Gentrifying neighborhoods are of course a different matter. There is a transitional phase where the more adventurous, looking for space/vibrancy at lower cost, move in. But people moving to neighborhoods in transition always point to the direction of travel - they buy because the neighborhood is changing and will continue to, not because it will stay as is forever.
In places where there is a large percentage of public housing, the gentrification never really comes. There are central neighborhoods in London (Pimlico is a great example) that have been called “up and coming” by real estate agents for decades and never get there because there’s just so much council housing in the area. And so the amenities aren’t as nice (because there isn’t a market for higher end restaurants, groceries or local shops), a bit more crime, etc.

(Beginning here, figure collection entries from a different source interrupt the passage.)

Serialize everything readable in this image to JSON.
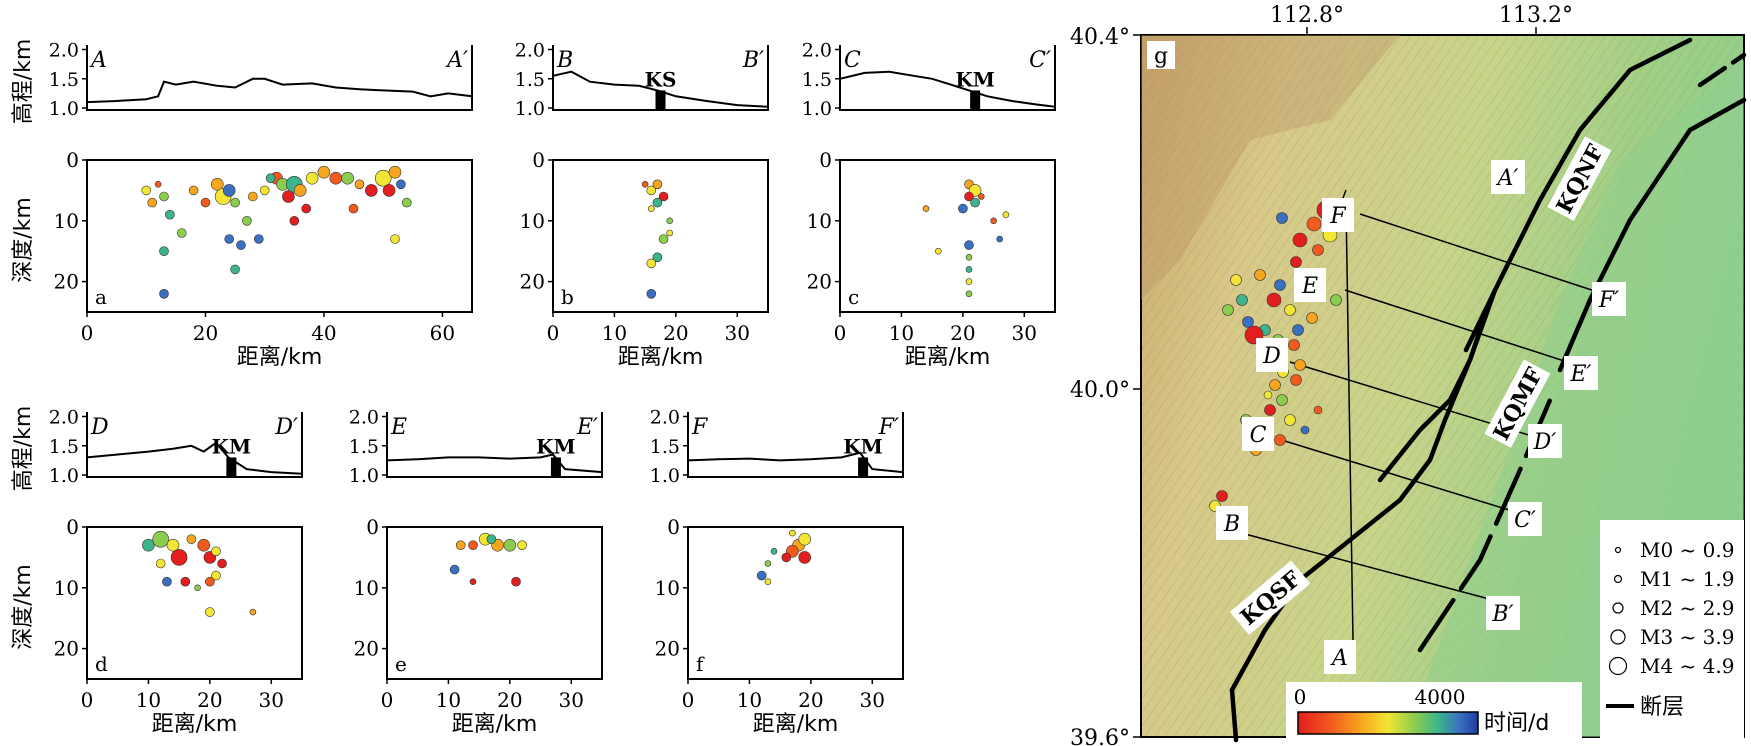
{
  "colorbar": {
    "min": 0,
    "max": 5000,
    "tick0": "0",
    "tick1": "4000",
    "label": "时间/d",
    "stops": [
      "#e21e1e",
      "#f25a1e",
      "#f7a51f",
      "#f2e533",
      "#8ccc4e",
      "#3cb48c",
      "#3a6fc2",
      "#1f3b9e"
    ]
  },
  "legend": {
    "items": [
      "M0 ~ 0.9",
      "M1 ~ 1.9",
      "M2 ~ 2.9",
      "M3 ~ 3.9",
      "M4 ~ 4.9"
    ],
    "fault_label": "断层"
  },
  "map": {
    "panel_label": "g",
    "lon_ticks": [
      "112.8°",
      "113.2°"
    ],
    "lat_ticks": [
      "40.4°",
      "40.0°",
      "39.6°"
    ],
    "fault_labels": [
      "KQNF",
      "KQMF",
      "KQSF"
    ],
    "profile_labels": [
      "A",
      "A′",
      "B",
      "B′",
      "C",
      "C′",
      "D",
      "D′",
      "E",
      "E′",
      "F",
      "F′"
    ]
  },
  "chart_data": [
    {
      "type": "scatter",
      "panel": "a",
      "profile_start": "A",
      "profile_end": "A′",
      "marker": "",
      "xlabel": "距离/km",
      "ylabel_elev": "高程/km",
      "ylabel_depth": "深度/km",
      "xlim": [
        0,
        65
      ],
      "xticks": [
        0,
        20,
        40,
        60
      ],
      "ylim_depth": [
        0,
        25
      ],
      "yticks_depth": [
        0,
        10,
        20
      ],
      "ylim_elev": [
        1.0,
        2.0
      ],
      "yticks_elev": [
        "2.0",
        "1.5",
        "1.0"
      ],
      "elevation": [
        [
          0,
          1.1
        ],
        [
          5,
          1.12
        ],
        [
          10,
          1.15
        ],
        [
          12,
          1.2
        ],
        [
          13,
          1.45
        ],
        [
          15,
          1.4
        ],
        [
          18,
          1.45
        ],
        [
          22,
          1.38
        ],
        [
          25,
          1.35
        ],
        [
          28,
          1.5
        ],
        [
          30,
          1.5
        ],
        [
          33,
          1.4
        ],
        [
          38,
          1.42
        ],
        [
          42,
          1.35
        ],
        [
          46,
          1.32
        ],
        [
          50,
          1.3
        ],
        [
          55,
          1.28
        ],
        [
          58,
          1.2
        ],
        [
          61,
          1.25
        ],
        [
          65,
          1.2
        ]
      ],
      "points": [
        [
          10,
          5,
          3,
          1
        ],
        [
          11,
          7,
          2,
          1
        ],
        [
          12,
          4,
          1,
          0
        ],
        [
          13,
          6,
          4,
          1
        ],
        [
          14,
          9,
          5,
          1
        ],
        [
          13,
          15,
          5,
          1
        ],
        [
          13,
          22,
          6,
          1
        ],
        [
          16,
          12,
          4,
          1
        ],
        [
          18,
          5,
          2,
          1
        ],
        [
          20,
          7,
          1,
          1
        ],
        [
          22,
          4,
          2,
          2
        ],
        [
          23,
          6,
          3,
          3
        ],
        [
          24,
          5,
          6,
          2
        ],
        [
          25,
          7,
          4,
          1
        ],
        [
          24,
          13,
          6,
          1
        ],
        [
          26,
          14,
          6,
          1
        ],
        [
          25,
          18,
          5,
          1
        ],
        [
          27,
          10,
          4,
          1
        ],
        [
          28,
          6,
          2,
          1
        ],
        [
          30,
          5,
          3,
          1
        ],
        [
          32,
          3,
          1,
          2
        ],
        [
          33,
          4,
          4,
          2
        ],
        [
          34,
          6,
          0,
          2
        ],
        [
          35,
          4,
          5,
          3
        ],
        [
          36,
          5,
          2,
          2
        ],
        [
          37,
          8,
          0,
          1
        ],
        [
          38,
          3,
          3,
          2
        ],
        [
          40,
          2,
          2,
          2
        ],
        [
          42,
          3,
          1,
          2
        ],
        [
          44,
          3,
          4,
          2
        ],
        [
          46,
          4,
          2,
          1
        ],
        [
          45,
          8,
          1,
          1
        ],
        [
          48,
          5,
          0,
          2
        ],
        [
          50,
          3,
          3,
          3
        ],
        [
          51,
          5,
          0,
          2
        ],
        [
          52,
          2,
          2,
          2
        ],
        [
          53,
          4,
          6,
          1
        ],
        [
          54,
          7,
          4,
          1
        ],
        [
          52,
          13,
          3,
          1
        ],
        [
          29,
          13,
          6,
          1
        ],
        [
          31,
          3,
          5,
          1
        ],
        [
          35,
          10,
          0,
          1
        ]
      ]
    },
    {
      "type": "scatter",
      "panel": "b",
      "profile_start": "B",
      "profile_end": "B′",
      "marker": "KS",
      "xlabel": "距离/km",
      "xlim": [
        0,
        35
      ],
      "xticks": [
        0,
        10,
        20,
        30
      ],
      "ylim_depth": [
        0,
        25
      ],
      "yticks_depth": [
        0,
        10,
        20
      ],
      "yticks_elev": [
        "2.0",
        "1.5",
        "1.0"
      ],
      "marker_at": 17.5,
      "elevation": [
        [
          0,
          1.55
        ],
        [
          3,
          1.62
        ],
        [
          6,
          1.45
        ],
        [
          10,
          1.4
        ],
        [
          14,
          1.38
        ],
        [
          17,
          1.3
        ],
        [
          20,
          1.2
        ],
        [
          25,
          1.12
        ],
        [
          30,
          1.05
        ],
        [
          35,
          1.02
        ]
      ],
      "points": [
        [
          15,
          4,
          1,
          0
        ],
        [
          16,
          5,
          3,
          1
        ],
        [
          17,
          4,
          2,
          1
        ],
        [
          18,
          6,
          0,
          1
        ],
        [
          17,
          7,
          5,
          1
        ],
        [
          16,
          8,
          3,
          0
        ],
        [
          19,
          10,
          4,
          0
        ],
        [
          19,
          12,
          3,
          0
        ],
        [
          18,
          13,
          4,
          1
        ],
        [
          17,
          16,
          5,
          1
        ],
        [
          16,
          17,
          3,
          1
        ],
        [
          16,
          22,
          6,
          1
        ]
      ]
    },
    {
      "type": "scatter",
      "panel": "c",
      "profile_start": "C",
      "profile_end": "C′",
      "marker": "KM",
      "xlabel": "距离/km",
      "xlim": [
        0,
        35
      ],
      "xticks": [
        0,
        10,
        20,
        30
      ],
      "ylim_depth": [
        0,
        25
      ],
      "yticks_depth": [
        0,
        10,
        20
      ],
      "yticks_elev": [
        "2.0",
        "1.5",
        "1.0"
      ],
      "marker_at": 22,
      "elevation": [
        [
          0,
          1.5
        ],
        [
          4,
          1.6
        ],
        [
          8,
          1.62
        ],
        [
          12,
          1.55
        ],
        [
          15,
          1.5
        ],
        [
          18,
          1.4
        ],
        [
          21,
          1.3
        ],
        [
          24,
          1.2
        ],
        [
          28,
          1.12
        ],
        [
          32,
          1.06
        ],
        [
          35,
          1.02
        ]
      ],
      "points": [
        [
          21,
          4,
          2,
          1
        ],
        [
          22,
          5,
          3,
          2
        ],
        [
          21,
          6,
          0,
          1
        ],
        [
          22,
          7,
          5,
          1
        ],
        [
          20,
          8,
          6,
          1
        ],
        [
          23,
          6,
          1,
          0
        ],
        [
          14,
          8,
          2,
          0
        ],
        [
          25,
          10,
          1,
          0
        ],
        [
          27,
          9,
          3,
          0
        ],
        [
          26,
          13,
          6,
          0
        ],
        [
          21,
          14,
          6,
          1
        ],
        [
          21,
          16,
          4,
          0
        ],
        [
          21,
          18,
          5,
          0
        ],
        [
          21,
          20,
          3,
          0
        ],
        [
          21,
          22,
          4,
          0
        ],
        [
          16,
          15,
          3,
          0
        ]
      ]
    },
    {
      "type": "scatter",
      "panel": "d",
      "profile_start": "D",
      "profile_end": "D′",
      "marker": "KM",
      "xlabel": "距离/km",
      "xlim": [
        0,
        35
      ],
      "xticks": [
        0,
        10,
        20,
        30
      ],
      "ylim_depth": [
        0,
        25
      ],
      "yticks_depth": [
        0,
        10,
        20
      ],
      "yticks_elev": [
        "2.0",
        "1.5",
        "1.0"
      ],
      "marker_at": 23.5,
      "elevation": [
        [
          0,
          1.3
        ],
        [
          5,
          1.35
        ],
        [
          10,
          1.4
        ],
        [
          14,
          1.45
        ],
        [
          17,
          1.5
        ],
        [
          19,
          1.4
        ],
        [
          21,
          1.55
        ],
        [
          23,
          1.3
        ],
        [
          26,
          1.1
        ],
        [
          30,
          1.05
        ],
        [
          35,
          1.02
        ]
      ],
      "points": [
        [
          10,
          3,
          5,
          2
        ],
        [
          12,
          2,
          4,
          3
        ],
        [
          14,
          3,
          3,
          2
        ],
        [
          15,
          5,
          0,
          3
        ],
        [
          17,
          2,
          2,
          1
        ],
        [
          19,
          3,
          1,
          2
        ],
        [
          20,
          5,
          0,
          2
        ],
        [
          21,
          4,
          3,
          1
        ],
        [
          22,
          6,
          0,
          1
        ],
        [
          21,
          8,
          3,
          1
        ],
        [
          20,
          9,
          1,
          1
        ],
        [
          12,
          6,
          3,
          1
        ],
        [
          13,
          9,
          6,
          1
        ],
        [
          16,
          9,
          0,
          1
        ],
        [
          18,
          10,
          4,
          0
        ],
        [
          20,
          14,
          3,
          1
        ],
        [
          27,
          14,
          2,
          0
        ]
      ]
    },
    {
      "type": "scatter",
      "panel": "e",
      "profile_start": "E",
      "profile_end": "E′",
      "marker": "KM",
      "xlabel": "距离/km",
      "xlim": [
        0,
        35
      ],
      "xticks": [
        0,
        10,
        20,
        30
      ],
      "ylim_depth": [
        0,
        25
      ],
      "yticks_depth": [
        0,
        10,
        20
      ],
      "yticks_elev": [
        "2.0",
        "1.5",
        "1.0"
      ],
      "marker_at": 27.5,
      "elevation": [
        [
          0,
          1.25
        ],
        [
          5,
          1.27
        ],
        [
          10,
          1.3
        ],
        [
          15,
          1.3
        ],
        [
          20,
          1.28
        ],
        [
          25,
          1.3
        ],
        [
          27,
          1.35
        ],
        [
          29,
          1.1
        ],
        [
          35,
          1.05
        ]
      ],
      "points": [
        [
          12,
          3,
          2,
          1
        ],
        [
          14,
          3,
          1,
          1
        ],
        [
          16,
          2,
          3,
          2
        ],
        [
          18,
          3,
          2,
          2
        ],
        [
          20,
          3,
          4,
          2
        ],
        [
          22,
          3,
          3,
          1
        ],
        [
          11,
          7,
          6,
          1
        ],
        [
          14,
          9,
          0,
          0
        ],
        [
          21,
          9,
          0,
          1
        ],
        [
          17,
          2,
          5,
          1
        ]
      ]
    },
    {
      "type": "scatter",
      "panel": "f",
      "profile_start": "F",
      "profile_end": "F′",
      "marker": "KM",
      "xlabel": "距离/km",
      "xlim": [
        0,
        35
      ],
      "xticks": [
        0,
        10,
        20,
        30
      ],
      "ylim_depth": [
        0,
        25
      ],
      "yticks_depth": [
        0,
        10,
        20
      ],
      "yticks_elev": [
        "2.0",
        "1.5",
        "1.0"
      ],
      "marker_at": 28.5,
      "elevation": [
        [
          0,
          1.25
        ],
        [
          5,
          1.27
        ],
        [
          10,
          1.28
        ],
        [
          15,
          1.25
        ],
        [
          20,
          1.27
        ],
        [
          25,
          1.3
        ],
        [
          28,
          1.38
        ],
        [
          30,
          1.1
        ],
        [
          35,
          1.05
        ]
      ],
      "points": [
        [
          17,
          1,
          3,
          0
        ],
        [
          18,
          3,
          2,
          2
        ],
        [
          19,
          2,
          3,
          2
        ],
        [
          17,
          4,
          1,
          2
        ],
        [
          19,
          5,
          0,
          2
        ],
        [
          14,
          4,
          5,
          0
        ],
        [
          13,
          6,
          4,
          0
        ],
        [
          12,
          8,
          6,
          1
        ],
        [
          13,
          9,
          3,
          0
        ],
        [
          16,
          5,
          0,
          1
        ]
      ]
    }
  ],
  "map_events": [
    [
      1326,
      210,
      0,
      3
    ],
    [
      1314,
      224,
      1,
      2
    ],
    [
      1300,
      240,
      0,
      2
    ],
    [
      1330,
      235,
      3,
      2
    ],
    [
      1318,
      250,
      1,
      1
    ],
    [
      1282,
      218,
      6,
      1
    ],
    [
      1296,
      262,
      0,
      1
    ],
    [
      1260,
      275,
      2,
      1
    ],
    [
      1280,
      285,
      6,
      1
    ],
    [
      1302,
      290,
      1,
      2
    ],
    [
      1274,
      300,
      0,
      2
    ],
    [
      1290,
      310,
      3,
      1
    ],
    [
      1312,
      318,
      2,
      1
    ],
    [
      1248,
      322,
      6,
      1
    ],
    [
      1265,
      330,
      5,
      1
    ],
    [
      1254,
      335,
      0,
      3
    ],
    [
      1278,
      340,
      4,
      1
    ],
    [
      1294,
      345,
      1,
      1
    ],
    [
      1270,
      360,
      0,
      1
    ],
    [
      1283,
      372,
      3,
      1
    ],
    [
      1296,
      380,
      1,
      1
    ],
    [
      1275,
      385,
      2,
      1
    ],
    [
      1282,
      400,
      4,
      1
    ],
    [
      1270,
      410,
      0,
      1
    ],
    [
      1290,
      420,
      3,
      1
    ],
    [
      1262,
      430,
      6,
      1
    ],
    [
      1280,
      440,
      1,
      1
    ],
    [
      1256,
      450,
      2,
      1
    ],
    [
      1222,
      496,
      0,
      1
    ],
    [
      1215,
      506,
      3,
      1
    ],
    [
      1318,
      410,
      1,
      0
    ],
    [
      1242,
      300,
      5,
      1
    ],
    [
      1228,
      310,
      4,
      1
    ],
    [
      1236,
      280,
      3,
      1
    ],
    [
      1300,
      365,
      2,
      1
    ],
    [
      1268,
      395,
      3,
      0
    ],
    [
      1246,
      420,
      4,
      1
    ],
    [
      1305,
      430,
      6,
      0
    ],
    [
      1224,
      520,
      2,
      1
    ],
    [
      1316,
      280,
      0,
      1
    ],
    [
      1336,
      300,
      4,
      1
    ],
    [
      1298,
      330,
      6,
      1
    ]
  ]
}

One of the great myths engaged in by people who grew up with gentrification is that truly mixed income neighborhoods are either possible or desirable. They’re really not - where they exist it’s usually because the neighborhood is transitioning in one direction or the other. And that’s because the wealthy residents and the low income residents don’t want the same things. The wealthier ones might go to a dive bar or taqueria for a cheap meal here and there, and the lower income ones might occasionally splurge on an $8 IPA or items from Whole Foods, but for the most part the local amenities need to be different. This is course is using a narrower definition of “neighborhood” (e.g., not treating the whole of the UES as a single one); there can certainly be wealthier streets and then the opposite a couple of blocks away.